Looking at Ameen’s work, you realise that all artistic productions and aesthetic experiences require a constant renewal through imagination. And Ameen from a period of isolation, when he went through a process of intense introspection, has emerged to mark his self within the artist community. The ‘self’ emerges evidently in most of his compositions through signs and symbols. His use of imagery transferred from digital prints as in “well” or printed digitally directly on canvas as in “Imthyas kissing his wounds” is fragmented and borne out of his experiences. These fragments or parts of the human body have the power of conviction to transform or gestalt into complete forms through the imagination of the viewer which the artist subjects to through such indexical vocabulary. And this is where Ameen significantly makes his human forms fragile, reflecting his own vulnerability in a society where distinctions of caste, class and colour still persist, His “Imthyas flying in imagination” is pregnant with these signifiers.

IDENTITY CRISIS

‘Isolation’
Photo documentation of site specific performance.
deep pit, eggs and self.2002

Ameen tells the story of Imthyas who is unknown to the viewer but has a close bond with the artist, in which Imthyas royal clan with their own kingdom (symbolised by the cat in one painting) was usurped by members of another race, thus marginalising them to a subaltern condition. Imthyas is portrayed dark and half buried under the ground, symbolically remaining in that state and incapable of rising up from the present status that he has been pushed to Obliquely, the artist’s identity crisis gets reflected through Imthyas. Ameen, who is essentially a self-taught artist, went through the process of acquiring various skills from varied disciplines as computer graphics, representations in electronic media and fashion designing. And he translates them appropriately to the needs of expressing his life’s experiences.

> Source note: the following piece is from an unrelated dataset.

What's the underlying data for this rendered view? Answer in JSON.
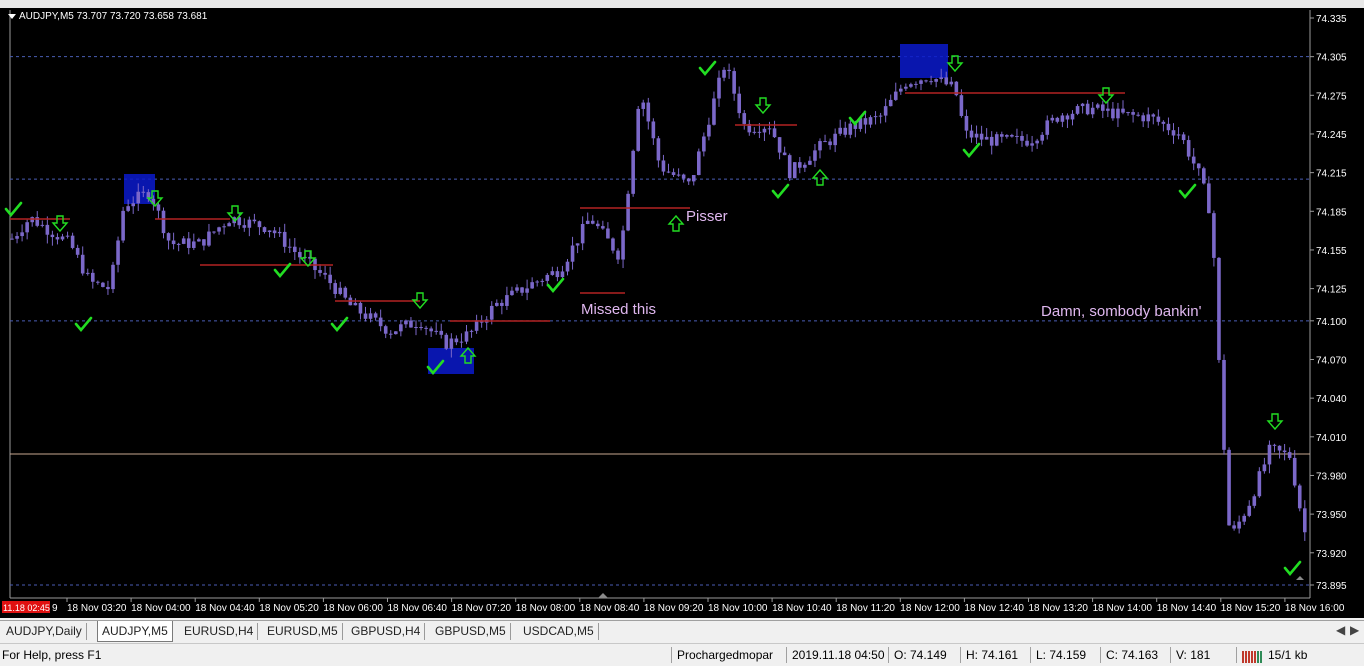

This type of tutoring that he has subjected himself to becomes obvious; particularly in the way he is able to control his strokes and colours are vividly alive. So much so that his works exude dynamism.In addition, the artist has also scribed his thoughts on the canvas in Malayalam script, making his frames vibrate with taut tension artist’s fantasies and imagination have been given a free rein, allowing a happy escape into another reality, which he calls“Penumbra of life lines”. Quite ironically, the shadows of his past experiences find a cathartic release in this body of works.